Saturday, January 15, 2022

Review: The Jakarta Method by Vincent Bevins

I read The Jakarta Method over just a few days, but it took me nearly twice that to pinpoint what about this book left me feeling unsatisfied. 

It's very well researched, gathering information from interviews, contemporary reporting in both Western and Third World news outlets, and CIA documentation. These sources are woven together into a gripping narrative. The subject matter — the brutal, relentless, anti-communist international interventions carried out by the United States in the twentieth (and twenty-first...) century — is vital to know, and Americans are grossly, depressingly ignorant of it. The victims of this aggression are humanized, their stories of shattered dreams for a better world are poignant, yet these violent, gory moments are never played for titillation. The events are contextualized well, drawing a line between colonialism/imperialism, communities depleted of their natural resources and finding solutions in communism. It's good investigative journalism.

But it feels like just that. An unusually long investigative article.

With a title like "The Jakarta Method", I was expecting to learn some sort of framework, something like Manufacturing Consent's Propaganda Model. A 12-step plan for a military coup of a socialist government? Seven signs to look for to identify an upcoming CIA-backed extermination of communists? Some other Buzzfeed listicle-ready structure? I had lingering questions: were all anti-communist interventions after the events in Indonesia in 1965 using the Jakarta Method? were there exceptions: "successful" interventions that used some other method? were there unsuccessful attempts at employing the Jakarta Method, and if so, why did they fail? Bevins doesn't have answers for these questions, but then again, he never promised anything more rigourous than an exhaustively-researched, accurately-told story (and he uses that word to describe his work here repeatedly). So maybe that's on me.

Setting aside this disappointment and accepting the book for what it was rather than what it could have been, I did learn a lot. I had a bare bones understanding of events in South East Asia and South America, and this story fleshed out many missing spots. 

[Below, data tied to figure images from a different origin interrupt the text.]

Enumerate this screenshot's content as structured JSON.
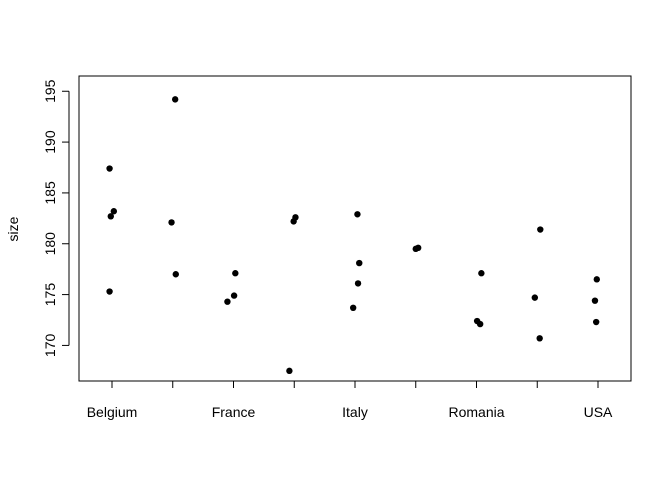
{
  "chart_data": {
    "type": "scatter",
    "title": "",
    "xlabel": "",
    "ylabel": "size",
    "categories": [
      "Belgium",
      "",
      "France",
      "",
      "Italy",
      "",
      "Romania",
      "",
      "USA"
    ],
    "ylim": [
      166.5,
      196.5
    ],
    "yticks": [
      170,
      175,
      180,
      185,
      190,
      195
    ],
    "ytick_labels": [
      "170",
      "175",
      "180",
      "185",
      "190",
      "195"
    ],
    "grid": false,
    "legend": "none",
    "point_color": "#000000",
    "points": [
      {
        "x": 0.96,
        "y": 187.4
      },
      {
        "x": 0.98,
        "y": 182.7
      },
      {
        "x": 1.03,
        "y": 183.2
      },
      {
        "x": 0.96,
        "y": 175.3
      },
      {
        "x": 1.98,
        "y": 182.1
      },
      {
        "x": 2.04,
        "y": 194.2
      },
      {
        "x": 2.05,
        "y": 177.0
      },
      {
        "x": 2.9,
        "y": 174.3
      },
      {
        "x": 3.01,
        "y": 174.9
      },
      {
        "x": 3.03,
        "y": 177.1
      },
      {
        "x": 3.92,
        "y": 167.5
      },
      {
        "x": 3.99,
        "y": 182.2
      },
      {
        "x": 4.02,
        "y": 182.6
      },
      {
        "x": 4.97,
        "y": 173.7
      },
      {
        "x": 5.04,
        "y": 182.9
      },
      {
        "x": 5.07,
        "y": 178.1
      },
      {
        "x": 5.05,
        "y": 176.1
      },
      {
        "x": 6.0,
        "y": 179.5
      },
      {
        "x": 6.04,
        "y": 179.6
      },
      {
        "x": 7.01,
        "y": 172.4
      },
      {
        "x": 7.08,
        "y": 177.1
      },
      {
        "x": 7.06,
        "y": 172.1
      },
      {
        "x": 7.96,
        "y": 174.7
      },
      {
        "x": 8.05,
        "y": 181.4
      },
      {
        "x": 8.04,
        "y": 170.7
      },
      {
        "x": 8.95,
        "y": 174.4
      },
      {
        "x": 8.98,
        "y": 176.5
      },
      {
        "x": 8.97,
        "y": 172.3
      }
    ]
  }
}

That said, I recommend that readers read it with a critical eye. For all that Bevins has been able to dig through the muck of Western reporting to uncover some really ugly truths about American foreign policy, I think he rather fundamentally misunderstands why this aspect of US foreign policy is unknown domestically:

I fear that the truth of what happened contradicts so forcefully our idea of what the Cold War was, of what it means to be an American, or how globalization has taken place, that it has simply been easier to ignore it.

Ah yes, your typical American learns the facts of these events and simply chooses to ignore it out of national pride. 

This naïveté extends from analysis of propaganda and politics in the First World to discussion of the Second World. The same sorts of narratives Bevins questions when applied to Indonesia are not questioned when their subject is the USSR.

In this book, I spent less time discussing the real atrocities carried out by certain communist regimes in the twentieth century. That’s partly because they’re so well known already; it’s mostly because these crimes truly didn’t have much to do with the stories of the men and women whose lives we traced throughout the past one hundred years. But it’s also because we do not live in a world directly constructed by Stalin’s purges or mass starvation under Pol Pot. Those states are gone. Even Mao’s Great Leap Forward was quickly abandoned and rejected by the Chinese Communist Party, though the party is still very much around. We do, however, live in a world built partly by US-backed Cold War violence.

I would, with the above reservations, recommend this book to those interested in learning more about recent history in Indonesia, Chile and Brazil. It's a good story.

These countries were trying to do something very, very difficult. It doesn’t help when the most powerful government in history is trying to stop you. It’s hard to say how they might have reshaped the world if they were truly free to experiment and build something different.